Le connessioni che saranno utilizzate nelle interfacce cervello-macchina per “dialogare” con i neuroni saranno fili flessibili più sottili di un capello umano, che hanno meno possibilità di danneggiare il cervello rispetto ai materiali usati attualmente. Secondo la relazione di Musk e dei suoi ricercatori questi fili sono capaci di trasportare un numero maggiore di dati e includere fino a 3.072 elettrodi per matrice, distribuiti su 96 fili. Musk – che non lascia niente al caso – ha presentato anche della macchina che si occuperà degli impianti in modo automatico, sarà un robot con la guida e la supervisione di un neurochirurgo. Il robot ha la capacità di inserire sei fili al minuto e di evitare i vasi sanguigni e di conseguenza le infiammazioni che potrebbero compromettere il lavoro di impianto.

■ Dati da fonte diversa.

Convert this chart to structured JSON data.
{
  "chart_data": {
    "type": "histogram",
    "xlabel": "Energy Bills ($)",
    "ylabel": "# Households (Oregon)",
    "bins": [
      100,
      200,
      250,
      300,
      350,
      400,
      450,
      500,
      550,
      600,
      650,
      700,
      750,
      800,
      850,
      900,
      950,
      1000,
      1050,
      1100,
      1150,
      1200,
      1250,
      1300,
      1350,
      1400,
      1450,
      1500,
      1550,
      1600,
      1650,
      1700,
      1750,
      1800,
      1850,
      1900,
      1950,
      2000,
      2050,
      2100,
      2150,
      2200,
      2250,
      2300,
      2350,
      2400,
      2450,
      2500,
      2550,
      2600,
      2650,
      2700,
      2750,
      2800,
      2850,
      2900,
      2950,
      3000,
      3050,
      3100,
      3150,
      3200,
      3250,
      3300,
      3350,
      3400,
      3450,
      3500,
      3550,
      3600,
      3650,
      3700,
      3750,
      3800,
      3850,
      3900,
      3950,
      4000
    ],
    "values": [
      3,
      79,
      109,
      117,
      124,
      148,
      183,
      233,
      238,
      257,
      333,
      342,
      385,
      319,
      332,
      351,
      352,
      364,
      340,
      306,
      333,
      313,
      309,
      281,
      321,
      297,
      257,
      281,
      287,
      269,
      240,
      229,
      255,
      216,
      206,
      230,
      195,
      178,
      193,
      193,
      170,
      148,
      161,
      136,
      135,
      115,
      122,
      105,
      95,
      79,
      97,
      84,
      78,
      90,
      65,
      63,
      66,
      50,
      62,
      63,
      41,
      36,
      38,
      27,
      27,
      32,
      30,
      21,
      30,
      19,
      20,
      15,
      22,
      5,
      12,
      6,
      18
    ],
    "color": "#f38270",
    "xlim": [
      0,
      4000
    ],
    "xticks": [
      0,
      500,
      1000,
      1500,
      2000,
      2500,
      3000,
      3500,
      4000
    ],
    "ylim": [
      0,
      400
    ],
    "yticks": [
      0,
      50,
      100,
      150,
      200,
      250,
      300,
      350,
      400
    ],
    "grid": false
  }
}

I ricercatori hanno anche ideato e sviluppato un chip che ha la capacità di leggere, ripulire e amplificare i segnali neuronali in modo più efficace, anche se allo stato è capace di trasferire i dati solo attraverso una connessione cablata che usa una porta USB-C. L’obiettivo immediato però è quello di potere usare una tecnologia wireless. Il chip, in questione, si chiamerà “N1 sensor” ed è progettato per essere inserito all’interno del cervello e trasmettere i dati tramite una connessione senza fili, che però può inviare meno dati rispetto alla soluzione USB. Ecco perché in Neuralink si sta pensando di impiantare quattro di questi chip in due aree diverse.

La tecnologia viene testata sui topi e non è ancora stato avviato il protocollo previsto dalle norme Usa perché il dispositivo e la procedura siano autorizzati dalla Food and Drug Administration (Fda)). Dopo la presentazione Musk, rispondendo a una domanda, però ha svelato: “Una scimmia è stata in grado di controllare un computer con il suo cervello”.

I primi esperimenti con pazienti umani saranno effettuati con l’aiuto dei neuroscienziati dell’Università di Stanford: “Speriamo di avere un paziente entro la fine del prossimo anno”. Neuralink però sta anche cercando personale, tanto che Musk ha detto: “Il motivo principale di questa presentazione è per la ricerca di persone da assumere”. Consapevole della portata dell’annuncio e dei dibattiti sempre più accesi sull’Intelligenza artificiale l’imprenditore che spera un giorno di portare turisti sulla Luna ha spiegato: “Non accadrà che improvvisamente Neuralink si trovi ad avere un laccio neuronale che controllerà i cervelli della gente. In definitiva, voglio raggiungere una simbiosi con l’intelligenza artificiale. Gli esseri umani non saranno lasciati indietro.”